People and animals, particularly dogs, should avoid the area of the Selwyn/Waikirikiri River downstream of the Whitecliffs Domain near the picnic area until the health warning has been lifted.
There are also other access points along the Selwyn/Waikirikiri River that may have cyanobacteria present and people are advised to check for the presence of cyanobacteria and avoid contact.
Dr Alistair Humphrey, Canterbury Medical Officer of Health, says the algae look like dark brown to black mats and can produce toxins harmful to people and animals.
“Exposure may cause skin rashes, nausea, stomach cramps, tingling and numbness around the mouth and fingertips.
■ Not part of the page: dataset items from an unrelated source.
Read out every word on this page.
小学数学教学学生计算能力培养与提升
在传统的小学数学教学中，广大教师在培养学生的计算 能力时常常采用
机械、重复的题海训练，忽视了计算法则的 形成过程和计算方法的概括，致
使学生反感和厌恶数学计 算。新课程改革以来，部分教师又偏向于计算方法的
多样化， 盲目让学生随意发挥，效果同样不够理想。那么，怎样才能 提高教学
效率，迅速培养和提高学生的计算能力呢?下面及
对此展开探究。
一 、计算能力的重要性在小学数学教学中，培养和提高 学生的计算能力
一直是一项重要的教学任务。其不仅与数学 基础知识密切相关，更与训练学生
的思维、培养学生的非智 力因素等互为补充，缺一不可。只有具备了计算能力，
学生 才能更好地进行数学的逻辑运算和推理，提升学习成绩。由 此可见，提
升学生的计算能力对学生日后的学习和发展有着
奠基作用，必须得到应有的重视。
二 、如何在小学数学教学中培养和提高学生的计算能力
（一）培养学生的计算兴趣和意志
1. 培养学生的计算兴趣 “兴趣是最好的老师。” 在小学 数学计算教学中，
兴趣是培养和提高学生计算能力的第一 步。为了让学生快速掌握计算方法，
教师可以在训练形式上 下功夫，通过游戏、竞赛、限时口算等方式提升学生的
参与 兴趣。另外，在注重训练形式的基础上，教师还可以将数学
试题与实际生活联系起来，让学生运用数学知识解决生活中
“If you experience any of these symptoms, visit your doctor immediately, also let your doctor know if you’ve had contact with dark brown/black algal mats or water in this area,” says Dr Humphrey.
The Selwyn District Council as the drinking water supplier are following agreed procedures and monitoring their nearby drinking water intakes.
“No-one should drink the water from the river at any time, even after boiling the water from the river, it does not remove the toxin therefore should not be consumed,” Dr Humphrey says.
Pets should be taken to a vet immediately if they are showing signs of illness after coming into contact with algal mats.
People and animals should remain out of the waterways until the warnings have been lifted.
Environment Canterbury is monitoring the sites and the public will be advised of any changes in water quality.
Facts about cyanobacteria:
* The algae occur naturally but can increase rapidly during warmer months.
* Algal blooms are caused by a combination of nutrients in the water (such as nitrogen and phosphorus), and favourable weather conditions (e.g. increased temperature, calm days).
* If the water is cloudy, discoloured, or has small globules suspended in it, avoid all contact.
* Not all cyanobacterial blooms are visible to the naked eye and toxins can persist after the blooms disappear.
* Cyanobacterial concentrations can change quickly with changing environmental conditions (e.g. wind). If a health warning is in place avoid contact with the water.